“Veo un cementerio de muertos bien rellenos, manando
sangre y cieno que impiden respirar”. Los versos de Espronceda pintan bien la
desafortunada conjunción entre algunos de los trabajadores mejor pagos del
país, y la infausta fecha en que su líder
(y otros oportunistas, aliados suyos) decidieron convocarlos a la Plaza. Desde
que Moyano decidió jugar para el país liberal, entró de cabeza al cementerio de
la Historia y es por ello que estas movilizaciones, fingidamente cegetistas, tienen
mucho de espectral. Ya no convoca por fuera de su aparato, y si lo hace es al
costo de permitir que se le adosen los habitantes de nichos putrefactos. O para
usar el lenguaje menos hiriente de un politólogo: son sociedades de “suma
cero”.
Y el de lenguaje es su otro y enormísimo problema. No
es una cuestión que afecte sólo a Moyano, sino a cualquiera que hoy aspire a
conducir los destinos de esta comunidad que encuentra en la palabra de Cristina
una inédita -y concreta- promesa emancipatoria. ¿Con qué la combate el líder de
los camioneros? Con el gastado recurso de apelar a una liturgia, a una
simbología y a una identidad que, por ser precisamente la peronista, debería arrastrar
automáticamente a las masas hacia los genuinos intérpretes del “justicialismo
de Perón y Evita”. Pero ocurre que, por esa vía, lo único que logra es
consagrarse a congelar una cultura política en el preciso momento en que las grandes
mayorías han decidido vivificar sus mejores tradiciones socialmente justicieras.

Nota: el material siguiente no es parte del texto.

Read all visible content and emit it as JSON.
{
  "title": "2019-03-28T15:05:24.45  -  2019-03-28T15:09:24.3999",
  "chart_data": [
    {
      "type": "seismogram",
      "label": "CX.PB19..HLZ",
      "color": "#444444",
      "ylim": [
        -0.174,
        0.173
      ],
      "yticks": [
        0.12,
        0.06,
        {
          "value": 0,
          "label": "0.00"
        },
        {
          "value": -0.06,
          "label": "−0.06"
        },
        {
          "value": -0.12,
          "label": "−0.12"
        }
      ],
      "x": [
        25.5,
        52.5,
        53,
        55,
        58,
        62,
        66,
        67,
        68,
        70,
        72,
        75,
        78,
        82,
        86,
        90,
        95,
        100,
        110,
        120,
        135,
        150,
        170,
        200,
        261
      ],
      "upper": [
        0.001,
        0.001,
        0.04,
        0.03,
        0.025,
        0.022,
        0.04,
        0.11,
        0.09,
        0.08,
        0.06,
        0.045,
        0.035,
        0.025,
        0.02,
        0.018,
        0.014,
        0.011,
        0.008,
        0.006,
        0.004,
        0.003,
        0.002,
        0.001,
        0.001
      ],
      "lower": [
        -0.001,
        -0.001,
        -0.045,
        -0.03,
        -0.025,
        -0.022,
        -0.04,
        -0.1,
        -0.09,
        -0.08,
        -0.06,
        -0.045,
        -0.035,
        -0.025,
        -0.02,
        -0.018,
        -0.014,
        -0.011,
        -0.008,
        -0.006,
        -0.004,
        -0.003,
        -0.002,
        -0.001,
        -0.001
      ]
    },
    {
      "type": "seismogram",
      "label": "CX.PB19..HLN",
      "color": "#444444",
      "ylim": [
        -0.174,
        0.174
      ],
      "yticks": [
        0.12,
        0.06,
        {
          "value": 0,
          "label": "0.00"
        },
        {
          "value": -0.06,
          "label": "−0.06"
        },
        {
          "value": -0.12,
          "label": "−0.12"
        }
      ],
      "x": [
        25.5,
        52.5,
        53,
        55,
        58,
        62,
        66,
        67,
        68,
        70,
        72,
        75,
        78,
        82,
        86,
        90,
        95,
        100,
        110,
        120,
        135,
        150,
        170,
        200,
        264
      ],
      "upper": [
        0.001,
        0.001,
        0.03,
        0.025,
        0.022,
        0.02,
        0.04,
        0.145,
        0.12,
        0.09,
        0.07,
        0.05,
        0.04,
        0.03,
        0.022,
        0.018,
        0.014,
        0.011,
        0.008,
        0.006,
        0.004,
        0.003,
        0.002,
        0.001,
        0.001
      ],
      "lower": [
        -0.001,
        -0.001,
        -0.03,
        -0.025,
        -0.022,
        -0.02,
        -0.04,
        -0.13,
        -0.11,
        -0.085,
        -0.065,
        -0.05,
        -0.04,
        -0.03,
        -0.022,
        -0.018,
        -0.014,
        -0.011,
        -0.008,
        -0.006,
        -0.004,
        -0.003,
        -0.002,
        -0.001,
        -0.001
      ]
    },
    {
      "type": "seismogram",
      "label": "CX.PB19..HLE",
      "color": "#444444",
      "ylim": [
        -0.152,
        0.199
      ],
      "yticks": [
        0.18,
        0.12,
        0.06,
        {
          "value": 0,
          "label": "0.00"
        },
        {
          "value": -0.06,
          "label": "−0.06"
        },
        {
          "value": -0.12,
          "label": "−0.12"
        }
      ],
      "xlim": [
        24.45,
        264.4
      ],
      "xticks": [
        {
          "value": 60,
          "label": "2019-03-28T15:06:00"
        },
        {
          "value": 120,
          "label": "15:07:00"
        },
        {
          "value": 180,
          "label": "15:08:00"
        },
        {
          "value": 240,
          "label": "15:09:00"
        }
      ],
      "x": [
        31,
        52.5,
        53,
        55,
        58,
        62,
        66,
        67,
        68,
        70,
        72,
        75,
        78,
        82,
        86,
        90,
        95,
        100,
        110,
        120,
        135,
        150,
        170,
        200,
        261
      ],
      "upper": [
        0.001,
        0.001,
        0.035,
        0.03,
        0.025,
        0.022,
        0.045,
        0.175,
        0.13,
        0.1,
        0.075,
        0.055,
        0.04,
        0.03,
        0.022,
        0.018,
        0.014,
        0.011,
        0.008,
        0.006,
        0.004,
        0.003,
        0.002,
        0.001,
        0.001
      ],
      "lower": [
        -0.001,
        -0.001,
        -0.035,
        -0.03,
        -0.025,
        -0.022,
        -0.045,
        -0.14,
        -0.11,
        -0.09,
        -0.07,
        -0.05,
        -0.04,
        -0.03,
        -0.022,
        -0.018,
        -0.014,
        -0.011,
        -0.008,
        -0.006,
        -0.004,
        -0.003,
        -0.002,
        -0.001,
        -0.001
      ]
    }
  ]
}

No hay nada mineralizado o mustio en las palabras siempre grávidas de sentido de la Presidenta, y es
por ello que la Plaza del 9 de diciembre la escuchó en un silencio muy parecido
al de una comunión o un rezo. Esa escucha, hoy, sólo la puede lograr Cristina. Es
porque los demás celebran fechas ignominiosas, con la memoria perdida y un
discurso anclado en el pasado. Y porque el pueblo argentino se permite oír las
proclamas de este “raro tiempo de felicidad en que se puede decir lo que se
quiere, y hacer lo que se debe”.
Por
Carlos Semorile.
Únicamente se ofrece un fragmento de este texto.